Experts say the disruptions often occur when an airline or technology vendor is performing maintenance, installing an upgrade or making a major technology transfer.
Haven’t we been here before?
The June computer outages about which Carey wrote resulted in hundreds of flights being cancelled, twice or more that number being delayed and tens of thousands of passengers – my wife included – stuck in some airport feeling very inconvenienced. And while some airlines, like Alaska Airlines, move quickly to compensate passengers for their inconvenience, one has to wonder how these already put-off customers would feel if they knew their hassle had been brought on by a potentially avoidable problem.
As Carey noted, many of the problems stem from existing software that has either been upgraded, customized or had new versions built on top of it. Power supply issues notwithstanding, the vulnerabilities and stability of old software should not be the reason that tens of thousands of people across the country should be stuck eating airport food or sleeping overnight on benches.

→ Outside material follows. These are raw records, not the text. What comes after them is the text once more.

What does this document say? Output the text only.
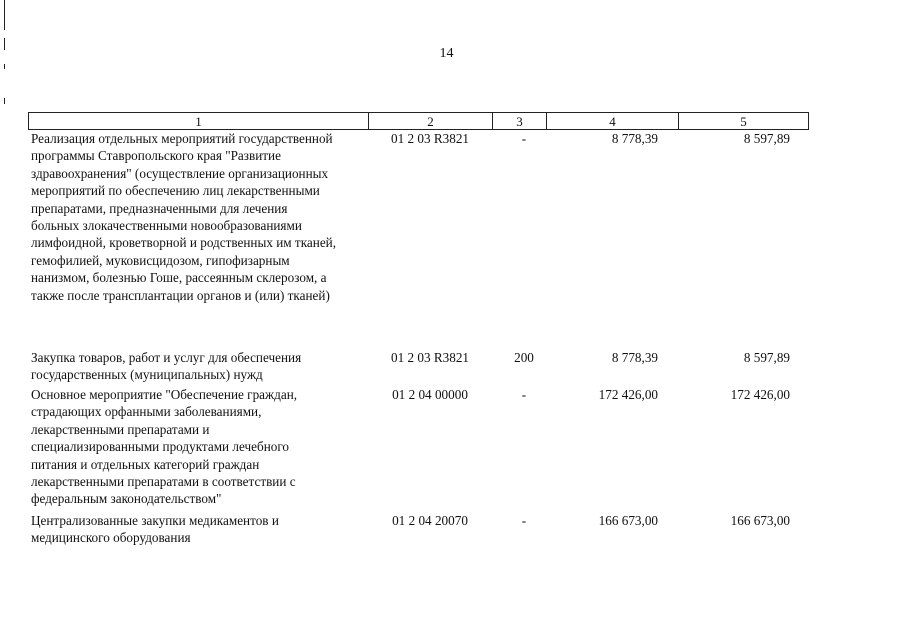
14
1	2	3	4	5
Реализация отдельных мероприятий государственной
программы Ставропольского края "Развитие
здравоохранения" (осуществление организационных
мероприятий по обеспечению лиц лекарственными
препаратами, предназначенными для лечения
больных злокачественными новообразованиями
лимфоидной, кроветворной и родственных им тканей,
гемофилией, муковисцидозом, гипофизарным
нанизмом, болезнью Гоше, рассеянным склерозом, а
также после трансплантации органов и (или) тканей)
01 2 03 R3821	-	8 778,39	8 597,89
Закупка товаров, работ и услуг для обеспечения
государственных (муниципальных) нужд
01 2 03 R3821	200	8 778,39	8 597,89
Основное мероприятие "Обеспечение граждан,
страдающих орфанными заболеваниями,
лекарственными препаратами и
специализированными продуктами лечебного
питания и отдельных категорий граждан
лекарственными препаратами в соответствии с
федеральным законодательством"
01 2 04 00000	-	172 426,00	172 426,00
Централизованные закупки медикаментов и
медицинского оборудования
01 2 04 20070	-	166 673,00	166 673,00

Truth is, software failures like the ones experienced by the airlines have become all too commonplace in all industries. We treat news of software failures as though they were inevitable and almost expected and, particularly with an industry like the airlines, we accept the apologies that are granted because we have no other alternative than to do so.
But why? When exactly did we decide that software failure was an unavoidable part of business and an acceptable excuse to leave us stranded hundreds or even thousands of miles from home?
Like we’ve said in this space in the past about other industries, the airlines need to do a better job of assessing the structural quality of software before it is deployed rather than waiting for it to fail and then fixing the problem and apologizing for it. It’s not like they don’t know what causes poor software quality:
A quick application of automated analysis and measurement to diagnose the structural quality and health issues within the application software of the airlines’ systems would go much further toward making the skies a friendlier place to fly…and get my wife home faster, too!